Mythologie
Deux couples de français ont érigé avec leurs petits bras, leur tête bien faite et un cœur gros comme ça, un lodge en pleine nature sur la côte de l’Océan Indien (ici on le nomme Indico).
Au début des quatre années qu’il aura fallu entre l’idée et l’ouverture, ils ont formé trente mozambicains aux métiers du bâtiment puis leur ont adjoints soixante manœuvres, essentiellement des porteurs, Sisyphes montant sans relâche les matériaux du pied de la dune, où se termine la piste, jusqu’à son sommet.
C’est aujourd’hui un Eden (j’ai même eu droit pendant la visite à un magnifique serpent vert qui a trouvé très amusant de dégringoler du chaume à mes pieds) ou à tout le moins l’idée que l’on s’en fait. Et dans leur grande sagesse, ils n’ont pas planté de pommier –de sorte que le paradis sera éternel.
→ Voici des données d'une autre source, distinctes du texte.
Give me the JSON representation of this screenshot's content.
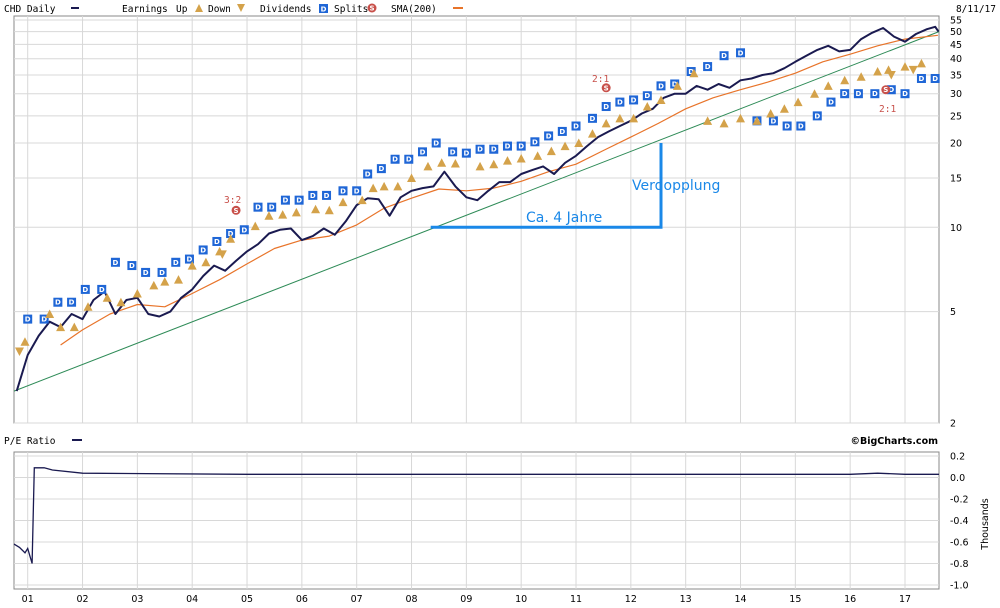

Une observation toutefois : sur les plateformes où trônent les toilettes, les concepteurs ont oublié (ou bien est-ce malice) de prévoir des portes, de sorte que si vous vous oubliez face à l’océan, lorsque le soleil en sort et vous cueille, vous êtes aussi rouge que lui.
Jeu de (pas) dupes
La masse de la policière qui obstrue la route, main levée, m’incite à obtempérer : je roulais trop vite dans cette zone inhabitée mais néanmoins limitée à 60 km/h. Je jurerais qu’il y a deux ans nous avons été arrêtés au même endroit. Elle me demande de lui remettre mon permis de conduire et m’invite à venir vérifier par moi-même la vitesse inscrite sur l’écran du radar : 81 km/h, tarif 2000 MZN (60€).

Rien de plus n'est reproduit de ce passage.